Pros: cast, music, gallows humor

Cons: the reality was not funny, making for uncertainty of mood in making and reacting to the movie

Set in Bucharest A.D. 1959, “Closer to the Moon” (2013, written and directed by Romanian Nae Caranfil; released in the US in the spring of 2015, now streaming on Netflix) is a Romanian, Polish, Italian, French, US co-production in English with handsome Brit Harry Lloyd (The Theory of Everything, Wolf Hall, Game of Thrones) as the innocent busboy, Virgil, who observes what is supposed to be a movie of a holdup of an armored car being shot. Except that it’s a real hold-up, and after its perpetrators, old-line (pre-WWII, wartime resisters of the Nazis) Jews, have been condemned to be executed, they are forced to appear in a propaganda film about the holdup they perpetrated. Yes, a movie about a robbery disguised as a movie. There are scenes from the 1960 Romanian black-and-white movie shown during the closing credits.

Before that, however, Virgil becomes a movie camera operator, and has a last-night fling with the woman of the group of disillusioned communists, Alice Berkovich (Vera Farmiga [Up in the Air]). The State Security official in charge of making the movie, who continues to investigate the crime even after five death sentences have been passed (Anton Lesser) has ordered Virgil to find out where Alice’s son is hidden and to find out why the robbers did it. The short answer to the second question is that they wanted to show that the state’s claim that crime had been eliminated in the worker’s paradise was false. Virgil goes with Alice when she escapes chaos on the movie set and visits her son, Mirel (very blond Marcin Walewski) but before Virgil can be pressed to provide answers to either questions, Holban is sacked by the minister (Darrell D’Silva).

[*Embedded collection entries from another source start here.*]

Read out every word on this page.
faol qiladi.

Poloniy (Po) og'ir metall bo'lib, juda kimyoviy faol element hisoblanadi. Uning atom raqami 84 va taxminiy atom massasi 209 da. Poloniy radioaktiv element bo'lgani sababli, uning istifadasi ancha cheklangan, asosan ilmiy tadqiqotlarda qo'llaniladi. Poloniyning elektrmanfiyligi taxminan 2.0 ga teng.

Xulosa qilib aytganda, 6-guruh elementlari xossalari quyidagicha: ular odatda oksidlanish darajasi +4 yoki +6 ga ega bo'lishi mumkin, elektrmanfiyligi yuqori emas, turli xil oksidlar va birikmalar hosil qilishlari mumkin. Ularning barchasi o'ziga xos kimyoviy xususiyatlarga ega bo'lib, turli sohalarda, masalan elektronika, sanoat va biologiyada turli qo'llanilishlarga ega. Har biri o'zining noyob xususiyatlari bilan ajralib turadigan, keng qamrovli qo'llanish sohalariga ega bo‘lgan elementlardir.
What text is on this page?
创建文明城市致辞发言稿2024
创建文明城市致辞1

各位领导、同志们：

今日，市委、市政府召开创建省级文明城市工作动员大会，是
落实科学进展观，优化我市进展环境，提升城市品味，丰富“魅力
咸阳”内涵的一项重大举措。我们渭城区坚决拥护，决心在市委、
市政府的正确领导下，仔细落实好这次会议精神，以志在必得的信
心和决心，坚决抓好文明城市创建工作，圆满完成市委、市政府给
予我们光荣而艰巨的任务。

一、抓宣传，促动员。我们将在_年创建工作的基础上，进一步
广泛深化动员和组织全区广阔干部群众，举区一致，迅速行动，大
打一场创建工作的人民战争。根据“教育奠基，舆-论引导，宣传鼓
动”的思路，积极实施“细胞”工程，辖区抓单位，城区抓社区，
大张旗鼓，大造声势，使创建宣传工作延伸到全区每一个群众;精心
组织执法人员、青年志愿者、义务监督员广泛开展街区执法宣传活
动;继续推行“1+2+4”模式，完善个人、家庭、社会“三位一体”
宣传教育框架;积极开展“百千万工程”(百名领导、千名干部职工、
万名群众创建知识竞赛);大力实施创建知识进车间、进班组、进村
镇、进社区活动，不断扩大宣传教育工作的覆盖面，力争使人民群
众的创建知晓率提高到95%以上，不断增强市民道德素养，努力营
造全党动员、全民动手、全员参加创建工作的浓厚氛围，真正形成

The organizer of the heist, who becomes de facto director of the movie re-enactment, Max Rosenthal (Mark Strong, who reminds me of Jon Hamm; Strong played Jim Prideaux in the 2011 movie version of “Tinker Tailor Soldier Spy”) was married to the minister’s daughter, which led to an appointment as chief inspector of the Bucharest police. (The other conspirators to ridicule the Romanian state are history professor Yorgu (Christian McKay), newsman Razvan (Joe Armstrong), and astrophysicist Dumi (Tim Plester) who had been liaison to the Soviet space program in the Sputnik era, but had been replaced due to Russian/Soviet anti-Semitism. And Max is the father of Alice’s son.)
                                                  Lloyd and Strong

There is Pirandellian black comedy throughout the movie, especially in the re-enactment of the heist. The nominal director (Allan Corduner) is passed out drunk every day of the shoot (and, presumably, every day not of the shoot, too). Or, perhaps, it is Jewish gallows humor within a Pirandellian black comedy or is is Mittleuropa comedy?… The whole project is remarkably light-hearted a prelude to real execution, following a kangaroo court in which the defense attorney is barely allowed to complete a single statement or to question witnesses. The satiric comedy of the 2013 movie is definitely set within the tragedy of the Jewish communists disillusioned by the regime they were deeply involved in putting in power (tragedy both for them and for the people of the Socialist Republic of Romania, even before the predominance of Nicolae Ceausecu from 1965-89).


A gang that didn’t have to shoot straight (and re-enacment cameraman Virgil)

Noting that the Soviets had been able to launch a dog into orbit, but not bring him safely down, Max requested to be sent into space, rather than being shot by a firing squad, but his request is angrily rejected. (So none of them gets closer to the moon than Dumi observing Sputnik launches).

An effective soundtrak was composed by Laurent Couson, and Marius Panduru’s cinematography was top-nothc, as was the acting, with Anton Lesser especially standing out as an oddly tragic functionary of the Romanian communist government.